Mais Percy Kemp ne précipite pas les choses. Avant d’en arriver là, il a usé abondamment de dialectique et de rhétorique. Il a mis face à face, pendant neuf mois, Zandie et Agaïev, le premier étant prisonnier du second. Il a élaboré avec patience et précision les mécanismes de pensée qui fonctionnent dans le Monastère, où Charlie, relégué à l’étude des Ouïgours, ne parvient plus à jouer l’électron libre sur le terrain – l’Américain a fait trop de dégâts à Paris, sans résultat. Il a posé le Vieux de la Montagne en ennemi du Bien, régnant sur une Confrérie éparpillée dans le monde et parfois déchirée entre ses chefs locaux. Si le Vieux de la Montagne est un double de Ben Laden, il est aisé de décoder les noms des autres partenaires.
Percy Kemp a transformé le monde réel en un jeu mortel où la pensée joue le premier rôle et où les actions qui en découlent sont des coups inscrits dans une logique à long terme menant au terme de la partie: échec et mat. Sans qu’il soit possible pour autant de désigner un vainqueur, à moins qu’il s’appelle Pyrrhus.

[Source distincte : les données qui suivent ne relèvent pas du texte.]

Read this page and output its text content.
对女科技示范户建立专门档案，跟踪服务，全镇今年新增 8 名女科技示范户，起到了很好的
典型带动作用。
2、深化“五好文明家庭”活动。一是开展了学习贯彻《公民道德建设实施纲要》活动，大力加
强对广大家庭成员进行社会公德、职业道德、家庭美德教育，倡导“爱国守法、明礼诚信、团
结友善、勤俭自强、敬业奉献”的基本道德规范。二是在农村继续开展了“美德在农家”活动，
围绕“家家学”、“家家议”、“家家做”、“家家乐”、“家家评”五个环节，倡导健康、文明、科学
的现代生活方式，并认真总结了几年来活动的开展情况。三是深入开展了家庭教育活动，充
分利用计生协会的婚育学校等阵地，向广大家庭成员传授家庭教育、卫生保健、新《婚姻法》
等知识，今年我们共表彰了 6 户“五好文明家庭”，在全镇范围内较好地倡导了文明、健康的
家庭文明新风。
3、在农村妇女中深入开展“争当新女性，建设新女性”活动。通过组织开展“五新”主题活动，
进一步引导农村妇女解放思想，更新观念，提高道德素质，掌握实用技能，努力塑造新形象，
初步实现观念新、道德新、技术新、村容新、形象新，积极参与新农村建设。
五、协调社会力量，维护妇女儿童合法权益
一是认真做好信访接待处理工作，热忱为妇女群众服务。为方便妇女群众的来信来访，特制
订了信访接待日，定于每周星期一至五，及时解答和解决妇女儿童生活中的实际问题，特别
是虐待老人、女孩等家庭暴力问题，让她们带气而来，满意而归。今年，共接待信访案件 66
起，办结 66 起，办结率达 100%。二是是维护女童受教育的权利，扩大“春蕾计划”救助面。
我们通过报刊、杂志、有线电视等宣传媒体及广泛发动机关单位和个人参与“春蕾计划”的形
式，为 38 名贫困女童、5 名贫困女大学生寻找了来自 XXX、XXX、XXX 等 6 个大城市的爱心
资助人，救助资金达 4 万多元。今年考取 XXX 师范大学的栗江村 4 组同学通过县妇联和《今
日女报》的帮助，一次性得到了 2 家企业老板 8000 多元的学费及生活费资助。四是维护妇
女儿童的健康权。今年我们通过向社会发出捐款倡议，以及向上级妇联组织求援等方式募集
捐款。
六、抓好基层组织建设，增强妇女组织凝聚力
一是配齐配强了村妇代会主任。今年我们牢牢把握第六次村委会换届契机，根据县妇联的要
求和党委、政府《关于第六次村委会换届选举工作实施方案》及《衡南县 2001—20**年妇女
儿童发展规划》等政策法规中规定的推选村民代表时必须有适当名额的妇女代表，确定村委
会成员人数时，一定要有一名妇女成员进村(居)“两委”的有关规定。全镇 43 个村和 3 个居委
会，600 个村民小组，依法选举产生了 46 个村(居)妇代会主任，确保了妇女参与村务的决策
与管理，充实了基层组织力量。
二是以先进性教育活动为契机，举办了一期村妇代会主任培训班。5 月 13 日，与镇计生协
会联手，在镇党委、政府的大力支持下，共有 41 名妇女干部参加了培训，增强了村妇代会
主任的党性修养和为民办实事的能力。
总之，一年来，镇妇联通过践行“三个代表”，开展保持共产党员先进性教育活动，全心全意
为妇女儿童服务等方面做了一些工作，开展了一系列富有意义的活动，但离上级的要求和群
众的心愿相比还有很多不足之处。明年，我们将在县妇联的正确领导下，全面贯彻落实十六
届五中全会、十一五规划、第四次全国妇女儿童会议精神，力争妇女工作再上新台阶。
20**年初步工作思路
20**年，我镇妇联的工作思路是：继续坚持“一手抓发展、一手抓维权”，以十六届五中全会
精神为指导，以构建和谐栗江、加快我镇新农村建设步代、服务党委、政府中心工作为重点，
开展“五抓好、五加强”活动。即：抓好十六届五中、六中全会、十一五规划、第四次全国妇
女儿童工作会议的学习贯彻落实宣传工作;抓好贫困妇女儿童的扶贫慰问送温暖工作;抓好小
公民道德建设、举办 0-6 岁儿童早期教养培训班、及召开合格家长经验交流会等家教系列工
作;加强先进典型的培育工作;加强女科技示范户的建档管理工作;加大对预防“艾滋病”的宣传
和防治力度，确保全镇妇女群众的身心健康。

Le temps du bon et du méchant est passé depuis longtemps. La vérité est relative, elle se forge dans notre regard. «On ne voit que ce que l’on veut bien voir», affirme l’Abbé (qui dirige le Monastère). Ajoutant: «Tout va si vite de nos jours que nous ne percevons plus avec nos sens, mais avec notre mémoire.» Le meurtre d’un homme à Bagdad est évidemment un acte terroriste, celui d’un autre à Marseille est tout aussi évidemment un règlement de comptes. Mais l’évidence est mensongère, comme Le Mercredi des Cendres ne cesse de le démontrer, imbriquant un raisonnement dans un autre, renversant les données comme on le fait d’un sablier qui a marqué une période, et qui recommence – avec d’autres enjeux.

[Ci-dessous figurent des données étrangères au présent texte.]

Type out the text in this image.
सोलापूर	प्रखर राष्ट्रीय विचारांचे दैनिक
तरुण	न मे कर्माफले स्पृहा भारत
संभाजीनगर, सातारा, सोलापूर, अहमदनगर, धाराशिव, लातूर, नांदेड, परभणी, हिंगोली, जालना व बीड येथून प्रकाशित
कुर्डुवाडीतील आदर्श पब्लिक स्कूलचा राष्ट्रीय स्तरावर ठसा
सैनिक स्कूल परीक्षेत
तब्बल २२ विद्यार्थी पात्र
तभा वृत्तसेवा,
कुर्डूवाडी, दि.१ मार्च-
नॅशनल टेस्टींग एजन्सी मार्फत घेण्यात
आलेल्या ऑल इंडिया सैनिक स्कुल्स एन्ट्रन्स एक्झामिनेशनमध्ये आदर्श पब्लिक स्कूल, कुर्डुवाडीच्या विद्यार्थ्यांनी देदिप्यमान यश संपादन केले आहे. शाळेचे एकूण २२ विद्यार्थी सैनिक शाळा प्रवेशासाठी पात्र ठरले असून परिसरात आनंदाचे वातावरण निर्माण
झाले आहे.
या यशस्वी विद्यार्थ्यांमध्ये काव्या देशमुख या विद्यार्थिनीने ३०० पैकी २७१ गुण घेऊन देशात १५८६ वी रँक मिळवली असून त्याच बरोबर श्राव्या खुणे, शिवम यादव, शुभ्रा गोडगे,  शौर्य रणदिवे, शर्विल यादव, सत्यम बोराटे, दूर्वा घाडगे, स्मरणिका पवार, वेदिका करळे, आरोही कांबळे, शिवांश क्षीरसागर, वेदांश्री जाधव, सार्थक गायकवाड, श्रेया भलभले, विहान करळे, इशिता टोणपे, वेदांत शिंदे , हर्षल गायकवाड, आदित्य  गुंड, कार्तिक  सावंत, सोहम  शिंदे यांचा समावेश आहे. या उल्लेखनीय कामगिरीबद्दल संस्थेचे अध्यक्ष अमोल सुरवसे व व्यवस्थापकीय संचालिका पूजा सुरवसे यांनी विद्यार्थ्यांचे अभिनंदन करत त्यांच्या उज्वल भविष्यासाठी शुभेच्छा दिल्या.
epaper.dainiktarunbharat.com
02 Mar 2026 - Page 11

Les hommes et leurs aspirations sont au cœur du système, ou plutôt des systèmes contradictoires qui s’affrontent en se rejoignant de temps à autre de manière inattendue. Ce qui permet au romancier d’imaginer une intrigue au-delà des clichés les plus ancrés dans nos pauvres raisonnements figés. Percy Kemp fait peur. Il avait prévenu en dédiant son livre «à tous ces émules de Kim qui, aujourd’hui encore, se trompent de combat et d’ennemi.» Ce qu’il décrit est une dynamique plutôt qu’une situation. Alliances et trahisons se répondent en participant d’une seule et même ambition: remettre de l’ordre sur une planète qui bascule doucement vers la folie. Serait-ce pour répondre par une autre folie…
Oubliez tout ce que vous avez appris du fragile équilibre géopolitique qui fait vibrer l’actualité. Ouvrez ce livre, au risque de ne jamais vous en remettre. Vous y êtes: non pas dans une autre vérité, mais dans le doute nécessaire.